Now, granted, I entirely agree that mass releases are a very bad short-term solution for a big problem. Releasing people without skills or support programs into an abysmal job market is an extremely faulty strategy. Nevertheless, one would hope that the mass-released folks would not be the ones committing “sensational crimes”, nor is it ever a good idea to focus on those as the catalysts of public policy. Our pals at Prison Movement dissect this better than I could, pointing out inaccuracies, lack of logic, and moral hysteria, but I’ll just add this: at a time when public opinion is probably swaying away from moral panics toward cost-benefit analysis, I doubt this will win many hearts.

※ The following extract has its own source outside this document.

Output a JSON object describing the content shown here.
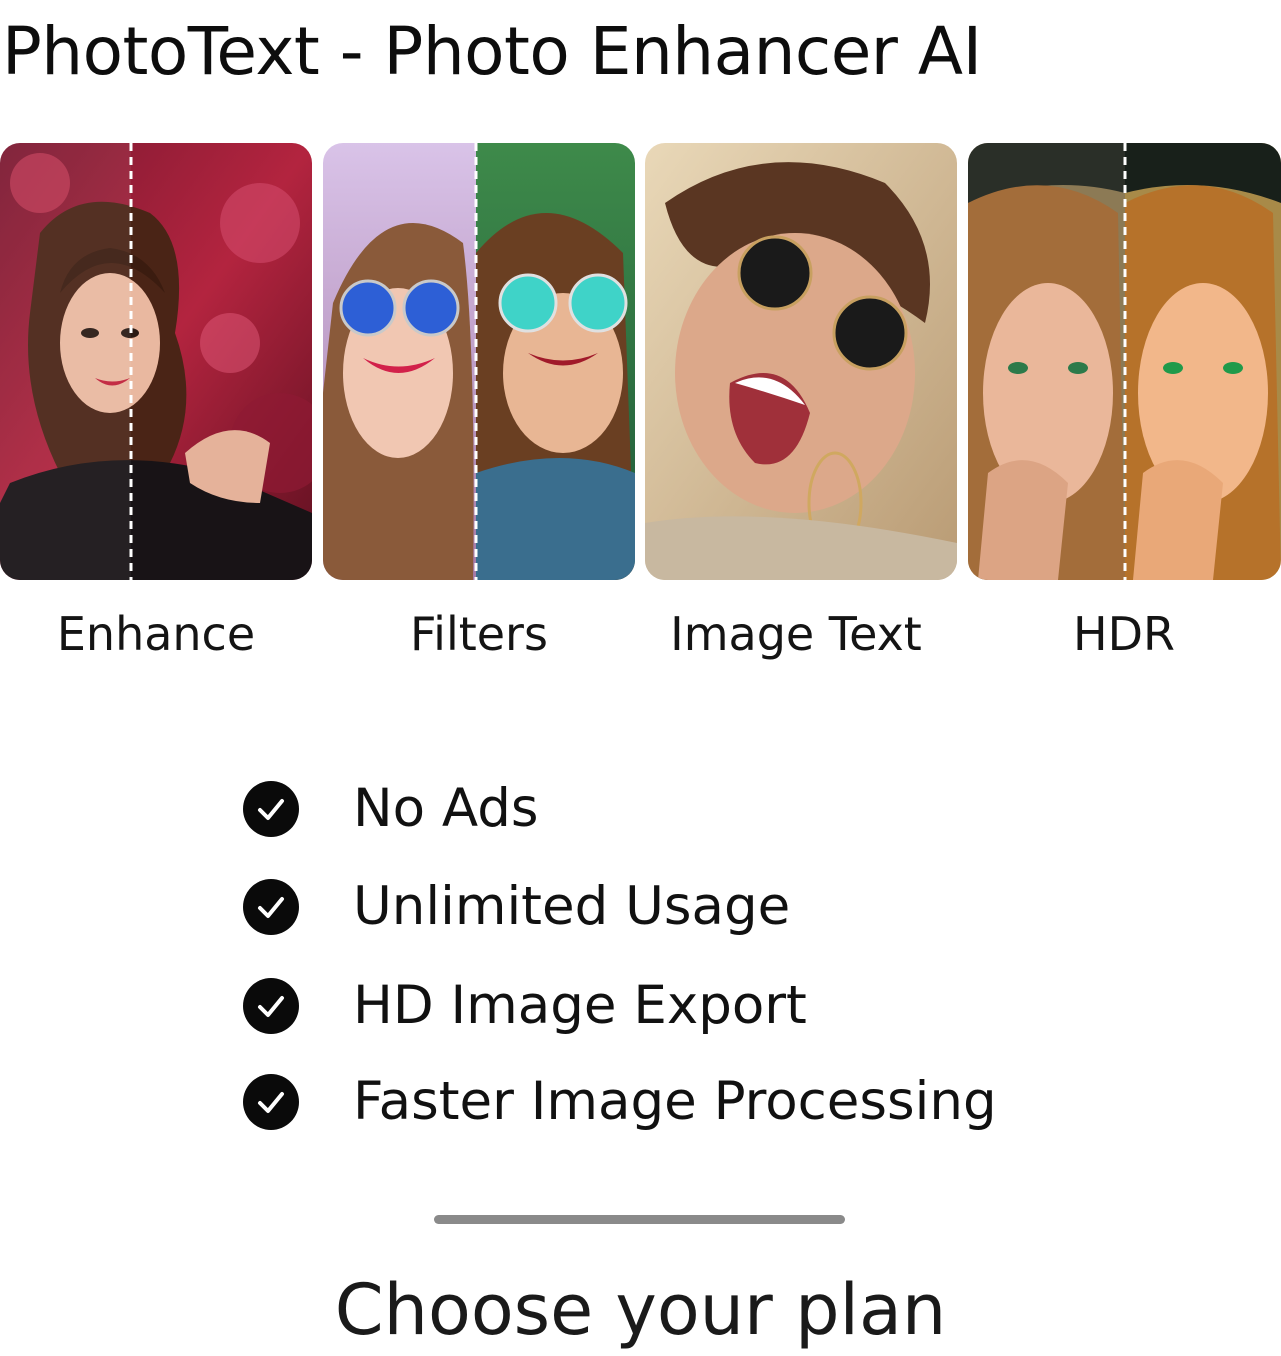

Corcoran may be speaking the language of yesterday to an audience facing today’s budget shortages.

CDCR Layoffs: Related to Undocumented Inmates?

Everyone is having it rough in the correctional system, not least of all prison guards and correctional personnel. It seems that more than 3,600 of the 5,000 layoff notices were sent to CDCR employees (yesterday’s elections are not making it easy to balance the State checkbook). The lists have not been yet presented to the unions, but the decisions take into account seniority. These dire prospects fall on a fertile ground; CCPOA has been disgruntled with the administration for quite a while now. In an interview with the Sac Bee’s State Worker, CCPOA Acting President Chuck Alexander reflects on the problematic aspect of focusing most of the layoffs on prison guards, and brings up a surprising issue:

CA: Well, the layoffs assume you can move 19,000 illegals out of the system. But we’ve always had the ability to do that. We’ve advocated for the last three years a look at the undocumented aspect of the prison population and turn them over to the feds, or send back across the border.

TSW: The administration says it will release or transfer low-level offenders.

CA: The problem is that most of those 19,000 have already been rejected (for transfer out of the system) because they’re violent offenders. (The plan) is a sham. I would venture to guess that most of those 19,000 — if there are that many in the prison system — have an enhancement or serious violent felony.

The connection between these two problems is quite interesting; the problem of undocumented immigrant inmates, as it turns out, runs heavy and deep. At our conference in March, Angie Junck from the Immigrant Legal Resource Center discussed the challenges dealing with the situation, which involve inaccurate litmus tests based on the inmates’ last names; placing suspected undocumented immigrants on a “hold” that lengthens their imprisonment time; and facing not only less privileges while in prison, but also harsh conditions at the center for deportation following the prison experiences. Is this population really what would make a big difference for CCPOA? And are we sure that shipping them off to the feds would result in budget savings (gien the lengthier prison times)?